When she was no longer known as the Princess of the Harvest, Mother started to care for her father, while her own mother took up extra shifts in the village shop. She had to ensure that he ate breakfast – her mother suspected that he was trying to starve himself – and check the stump for signs of infection. Her father sat in his chair, and Mother knelt on the floor before him. She was proud of her disposition. She touched the smooth, sealed skin, and the purple seam where the wound had been stitched. She thought: perhaps I should become a doctor. They were silent during the inspections. Her father no longer asked her about her latest interviews, and she had nothing to report.

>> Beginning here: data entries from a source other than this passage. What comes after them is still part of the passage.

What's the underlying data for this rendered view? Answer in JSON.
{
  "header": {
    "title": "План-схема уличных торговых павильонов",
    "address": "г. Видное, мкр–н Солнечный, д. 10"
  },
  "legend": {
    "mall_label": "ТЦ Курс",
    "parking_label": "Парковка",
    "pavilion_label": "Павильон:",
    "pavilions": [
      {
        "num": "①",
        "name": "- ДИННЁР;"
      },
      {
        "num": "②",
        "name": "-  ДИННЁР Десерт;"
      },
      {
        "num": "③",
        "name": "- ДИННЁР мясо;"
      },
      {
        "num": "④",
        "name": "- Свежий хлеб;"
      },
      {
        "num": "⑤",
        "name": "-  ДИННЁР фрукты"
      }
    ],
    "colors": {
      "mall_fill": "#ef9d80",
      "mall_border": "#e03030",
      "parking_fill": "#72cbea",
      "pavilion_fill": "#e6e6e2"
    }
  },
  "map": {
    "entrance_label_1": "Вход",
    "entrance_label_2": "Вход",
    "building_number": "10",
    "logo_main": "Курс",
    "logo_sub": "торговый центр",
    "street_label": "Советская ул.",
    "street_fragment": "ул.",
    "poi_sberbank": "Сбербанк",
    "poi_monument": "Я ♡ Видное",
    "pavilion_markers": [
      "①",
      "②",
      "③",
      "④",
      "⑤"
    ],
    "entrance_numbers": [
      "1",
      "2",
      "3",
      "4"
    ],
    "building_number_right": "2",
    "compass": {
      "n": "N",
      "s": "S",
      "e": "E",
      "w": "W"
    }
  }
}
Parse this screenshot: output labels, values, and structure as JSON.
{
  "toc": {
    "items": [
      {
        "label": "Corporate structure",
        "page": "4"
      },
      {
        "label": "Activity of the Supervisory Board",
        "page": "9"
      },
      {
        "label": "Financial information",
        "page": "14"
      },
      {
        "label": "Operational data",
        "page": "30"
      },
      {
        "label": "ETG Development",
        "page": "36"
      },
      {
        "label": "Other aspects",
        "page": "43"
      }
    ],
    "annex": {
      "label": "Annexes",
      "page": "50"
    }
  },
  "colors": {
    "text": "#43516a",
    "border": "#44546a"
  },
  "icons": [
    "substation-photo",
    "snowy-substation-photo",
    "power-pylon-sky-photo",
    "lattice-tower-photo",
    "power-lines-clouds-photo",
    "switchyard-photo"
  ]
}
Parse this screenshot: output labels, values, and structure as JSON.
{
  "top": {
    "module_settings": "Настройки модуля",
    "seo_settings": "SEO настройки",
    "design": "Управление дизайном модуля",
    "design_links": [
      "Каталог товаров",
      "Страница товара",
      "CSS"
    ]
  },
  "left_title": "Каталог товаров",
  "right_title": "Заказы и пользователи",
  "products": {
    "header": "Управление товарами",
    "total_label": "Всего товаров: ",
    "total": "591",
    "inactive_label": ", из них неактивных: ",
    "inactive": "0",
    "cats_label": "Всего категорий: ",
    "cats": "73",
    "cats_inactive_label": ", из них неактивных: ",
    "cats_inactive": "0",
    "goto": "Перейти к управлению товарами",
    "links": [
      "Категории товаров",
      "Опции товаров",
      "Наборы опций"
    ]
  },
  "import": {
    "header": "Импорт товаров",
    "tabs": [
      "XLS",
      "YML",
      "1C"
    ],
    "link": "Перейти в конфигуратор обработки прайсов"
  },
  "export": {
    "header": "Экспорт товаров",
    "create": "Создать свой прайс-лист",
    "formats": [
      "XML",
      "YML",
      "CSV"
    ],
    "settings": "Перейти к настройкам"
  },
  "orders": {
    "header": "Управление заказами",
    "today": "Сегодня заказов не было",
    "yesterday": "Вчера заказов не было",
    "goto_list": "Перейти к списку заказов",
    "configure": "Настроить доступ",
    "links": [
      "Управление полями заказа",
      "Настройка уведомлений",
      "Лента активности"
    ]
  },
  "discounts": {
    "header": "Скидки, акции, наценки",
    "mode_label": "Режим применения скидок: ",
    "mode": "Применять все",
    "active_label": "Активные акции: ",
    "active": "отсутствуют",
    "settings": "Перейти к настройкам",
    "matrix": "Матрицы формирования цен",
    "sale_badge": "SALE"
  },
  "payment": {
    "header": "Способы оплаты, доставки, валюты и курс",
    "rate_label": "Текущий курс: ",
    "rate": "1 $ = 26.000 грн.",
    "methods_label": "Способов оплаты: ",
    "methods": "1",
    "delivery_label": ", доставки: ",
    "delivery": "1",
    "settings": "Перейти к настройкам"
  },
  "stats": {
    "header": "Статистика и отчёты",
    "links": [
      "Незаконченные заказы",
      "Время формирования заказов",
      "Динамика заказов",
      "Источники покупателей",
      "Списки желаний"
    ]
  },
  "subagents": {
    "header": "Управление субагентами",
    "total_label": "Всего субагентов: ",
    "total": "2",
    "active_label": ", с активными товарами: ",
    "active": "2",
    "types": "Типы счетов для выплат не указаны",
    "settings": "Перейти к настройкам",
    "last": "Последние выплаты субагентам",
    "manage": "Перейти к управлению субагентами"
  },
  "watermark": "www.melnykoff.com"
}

Her other responsibility was her sister, Peggy. Peggy was eight, and a great inconvenience. ‘She isn’t as clever as you,’ their mother said. ‘She needs you, Deb.’ When Mother finished her homework, she sat down to help Peggy with hers, and sighed at the juvenile nature of the tasks. She decided to get a number of questions wrong in order to avoid suspicion, but sometimes these were the simplest questions, and she hoped that Peggy would be called before the class, and asked to explain herself.